Rheinische Post - Xanten and Moers
Veto-Drohung hilft im Wahlkampf
Der Nato-Streit kommt für Recep Tayyip Erdogan zur rechten Zeit. Damit lenkt der türkische Präsident die Aufmerksamkeit ab von der desolaten Wirtschaftslage im Land.
ISTANBUL Devlet Bahceli ist in Ankara der Mann fürs Grobe. Als rechtsnationaler Bündnispartner von Präsident Recep Tayyip Erdogan sagt Bahceli häufig Dinge, die selbst dem für seine scharfe Rhetorik bekannten türkischen Staatschef nicht über die Lippen kommen würden. So war es auch am Dienstag, als Bahceli die jüngste Wendung im Streit um das türkische Veto gegen den Nato-Beitritt von Finnland und Schweden kommentierte: „Wir sind ohne die Nato zur Welt gekommen und werden ohne die Nato auch nicht sterben“, sagte Bahceli. „Wir brauchen die Nato nicht.“
Erdogan und Bahceli wollen die türkischen Präsidentschafts- und Parlamentswahlen von Juni auf Mai vorziehen und sind deshalb bereits im Wahlkampfmodus. Ihr Ziel ist es, rechtsgerichtete Wähler zurückzugewinnen, die sich wegen der schlechten Wirtschaftslage vom Regierungsbündnis abgewandt haben. Der Nato-Streit und die anti-türkischen Demonstrationen in Stockholm kommen ihnen deshalb recht. Der Präsident beklagt schon lange, dass Finnland und Schweden antitürkischen Aktivisten Schutz gewähren und anti-türkische Aktionen tolerieren.
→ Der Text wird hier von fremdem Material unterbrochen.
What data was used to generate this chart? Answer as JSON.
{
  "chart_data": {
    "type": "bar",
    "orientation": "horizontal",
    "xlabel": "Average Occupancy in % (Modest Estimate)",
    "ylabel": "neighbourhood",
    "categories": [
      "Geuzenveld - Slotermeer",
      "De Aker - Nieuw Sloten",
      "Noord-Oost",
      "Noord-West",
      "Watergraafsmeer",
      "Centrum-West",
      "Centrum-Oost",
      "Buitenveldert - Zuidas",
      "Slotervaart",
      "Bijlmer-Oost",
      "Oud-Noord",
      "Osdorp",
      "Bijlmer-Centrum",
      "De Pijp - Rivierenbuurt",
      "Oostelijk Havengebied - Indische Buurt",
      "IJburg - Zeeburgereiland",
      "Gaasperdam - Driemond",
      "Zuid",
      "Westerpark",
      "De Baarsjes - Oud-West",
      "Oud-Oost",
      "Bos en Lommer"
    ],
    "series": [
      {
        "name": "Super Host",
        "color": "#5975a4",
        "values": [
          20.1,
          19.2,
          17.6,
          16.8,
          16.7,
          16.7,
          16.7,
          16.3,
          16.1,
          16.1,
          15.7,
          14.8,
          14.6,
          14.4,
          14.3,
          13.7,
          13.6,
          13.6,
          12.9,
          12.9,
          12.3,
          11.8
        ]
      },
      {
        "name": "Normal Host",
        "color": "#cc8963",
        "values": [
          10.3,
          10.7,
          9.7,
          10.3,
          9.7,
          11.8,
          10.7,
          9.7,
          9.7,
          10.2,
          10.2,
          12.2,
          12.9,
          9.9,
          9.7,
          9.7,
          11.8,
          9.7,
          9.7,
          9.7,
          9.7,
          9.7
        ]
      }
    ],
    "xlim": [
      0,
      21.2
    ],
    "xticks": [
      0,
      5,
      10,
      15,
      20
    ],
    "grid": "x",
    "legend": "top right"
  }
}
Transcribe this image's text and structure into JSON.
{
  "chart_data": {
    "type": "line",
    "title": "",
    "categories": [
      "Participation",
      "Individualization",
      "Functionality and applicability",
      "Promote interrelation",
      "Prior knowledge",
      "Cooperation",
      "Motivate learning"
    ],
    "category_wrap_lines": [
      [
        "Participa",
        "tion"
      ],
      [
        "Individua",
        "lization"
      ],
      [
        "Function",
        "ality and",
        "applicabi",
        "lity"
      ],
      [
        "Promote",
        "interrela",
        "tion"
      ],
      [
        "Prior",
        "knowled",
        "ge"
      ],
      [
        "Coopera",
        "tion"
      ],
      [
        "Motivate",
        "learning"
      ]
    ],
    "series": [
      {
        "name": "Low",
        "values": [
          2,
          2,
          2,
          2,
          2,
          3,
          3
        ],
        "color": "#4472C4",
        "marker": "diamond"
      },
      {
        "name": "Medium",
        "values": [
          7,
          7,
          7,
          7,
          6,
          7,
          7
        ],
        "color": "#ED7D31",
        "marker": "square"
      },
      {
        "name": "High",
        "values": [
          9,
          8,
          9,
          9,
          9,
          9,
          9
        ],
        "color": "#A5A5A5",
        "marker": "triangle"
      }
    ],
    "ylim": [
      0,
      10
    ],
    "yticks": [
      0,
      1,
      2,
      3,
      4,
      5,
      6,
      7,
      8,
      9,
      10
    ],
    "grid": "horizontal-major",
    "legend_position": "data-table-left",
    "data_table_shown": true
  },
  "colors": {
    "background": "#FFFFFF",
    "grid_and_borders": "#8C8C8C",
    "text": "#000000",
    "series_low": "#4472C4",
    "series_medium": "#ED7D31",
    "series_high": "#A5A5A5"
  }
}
Damit stoppt der türkische Wahlkampf die Nato-Erweiterung. Vor den türkischen Wahlen, die voraussichtlich am 14. Mai stattfinden werden, dürfte das Parlament in Ankara die Nato-Beitrittsgesuche der beiden nordischen Länder nicht mehr ratifizieren, zumal auch die Opposition in Ankara gegen Schweden auf die Barrikaden geht: Die KoranVerbrennung sei gegen Milliarden von Muslimen gerichtet gewesen, schrieb der Oppositionsführer und potenzielle Präsidentschaftskandidat Kemal Kilicdaroglu auf Twitter.
Ob Erdogan sich auf einen finnischen Alleingang einlassen würde, ist unsicher, denn er profitiert innenpolitisch von seiner Haltung gegen die beiden Kandidaten-Länder. Seine Veto-Drohung gegen Finnland und Schweden half ihm schon im vergangenen Jahr aus einem Umfrage-Tief. Erdogan wolle bis zu den Wahlen vor allem die türkisch-schwedischen Spannungen weiter anfachen, schrieb Timur Kuran, Türkei-Experte an der DukeUniversität in den USA, auf Twitter. Wenn sich die Aufmerksamkeit der türkischen Wähler auf die desolate Wirtschaftslage im Land konzentriere, könne Erdogan im Mai nicht gewinnen.
Der Präsident will auch deshalb im
Mai wählen lassen, weil seine derzeitige Politik die Staatskasse leert. Er hat den Mindestlohn und die Beamtengehälter wegen der galoppierenden Inflation kräftig angehoben und den Eintritt in die Frührente erleichtert. Gleichzeitig gibt die Zentralbank auf Weisung des Präsidenten Milliardensummen aus, um den Wertverlust der Lira zumindest ein wenig abzubremsen. Ewig könne dieses System nicht funktionieren, sagte der unabhängige Wirtschaftsexperte Emre Deliveli unserer Redaktion. „Aber Erdogan will bis zu den Wahlen damit durchkommen.“
Wenn früher gewählt wird als geplant, erhöht das auch den Druck auf die Opposition. Ein Bündnis aus sechs Parteien will Erdogan stürzen. Doch bisher hat sich die Allianz weder auf ein Regierungsprogramm noch auf einen Präsidentschaftskandidaten geeinigt. Laut den jüngsten Umfragen legt das Regierungsbündnis aus AKP und der rechtsnationalen MHP wieder zu; fast jeder zweite Wähler ist mit Erdogans Amtsführung als Präsident einverstanden.